Sited on the second-highest floor of a multi-storey car park, the All Health mobile surgery had obviously remained stationary for quite some time, seeing that the power cables extending up from it through holes in the ceiling probably connected to photovoltaic panels above. Gazing at the vehicle and assessing all the people in the vicinity, as he and Hannah headed over, Saul replayed his justification for the four corpses he left behind him, and he wondered how Hannah would have reacted to hearing the truth.

They would eventually be heading back that way, back through that makeshift toll gate on the stairs, and he wouldn’t be in such great shape then, so he had removed a potential threat.
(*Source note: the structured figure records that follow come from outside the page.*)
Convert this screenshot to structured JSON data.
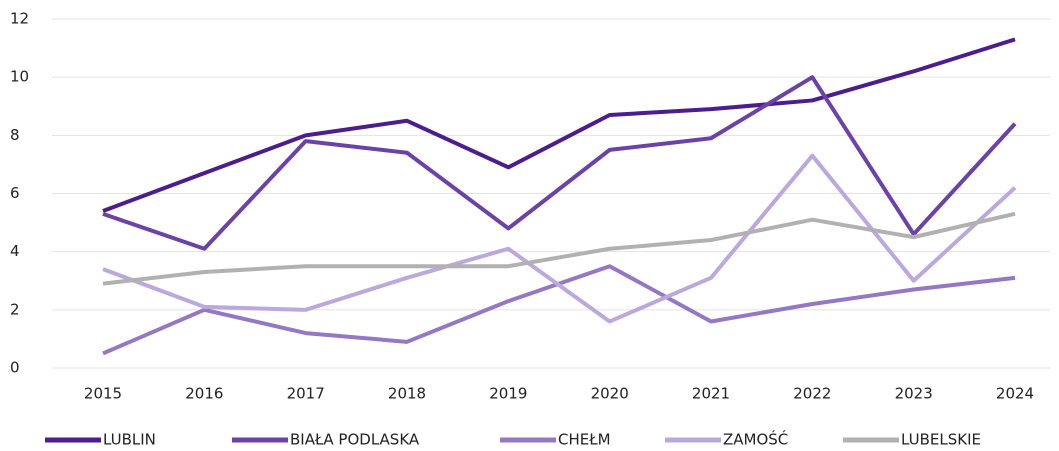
{
  "chart_data": {
    "type": "line",
    "categories": [
      "2015",
      "2016",
      "2017",
      "2018",
      "2019",
      "2020",
      "2021",
      "2022",
      "2023",
      "2024"
    ],
    "series": [
      {
        "name": "LUBLIN",
        "color": "#4b1d8e",
        "values": [
          5.4,
          6.7,
          8.0,
          8.5,
          6.9,
          8.7,
          8.9,
          9.2,
          10.2,
          11.3
        ]
      },
      {
        "name": "BIAŁA PODLASKA",
        "color": "#6b42a8",
        "values": [
          5.3,
          4.1,
          7.8,
          7.4,
          4.8,
          7.5,
          7.9,
          10.0,
          4.6,
          8.4
        ]
      },
      {
        "name": "CHEŁM",
        "color": "#9478c3",
        "values": [
          0.5,
          2.0,
          1.2,
          0.9,
          2.3,
          3.5,
          1.6,
          2.2,
          2.7,
          3.1
        ]
      },
      {
        "name": "ZAMOŚĆ",
        "color": "#bba8dd",
        "values": [
          3.4,
          2.1,
          2.0,
          3.1,
          4.1,
          1.6,
          3.1,
          7.3,
          3.0,
          6.2
        ]
      },
      {
        "name": "LUBELSKIE",
        "color": "#b1b1b1",
        "values": [
          2.9,
          3.3,
          3.5,
          3.5,
          3.5,
          4.1,
          4.4,
          5.1,
          4.5,
          5.3
        ]
      }
    ],
    "ylim": [
      0,
      12
    ],
    "yticks": [
      0,
      2,
      4,
      6,
      8,
      10,
      12
    ],
    "grid": true,
    "legend": "bottom"
  }
}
And, though he needed to be utterly ruthless to achieve his aims, to be honest he enjoyed being able to blow away any scum found in his path. Did that mean he was a sociopath? Just as the four corpses behind him had demonstrated, the quicker civilization disintegrated, the sooner its veneer was peeled away from those prepared to discard their social conditioning to survive. Of course, it was Smith who had peeled away Saul’s social conditioning in an adjustment cell. In this case the blame was his.

“Dr Bronstein?” he enquired.

Bronstein had once been a fat man, so now the skin of his face hung in loose folds, just as his newly outsize clothing hung around his body. He sat in a deckchair, smoking a cigar, his feet up in front of him on a crate marked with All Health’s logo of a caduceus set against a world map. A bottle of clear moonshine and a glass rested on a couple of crates stacked beside him.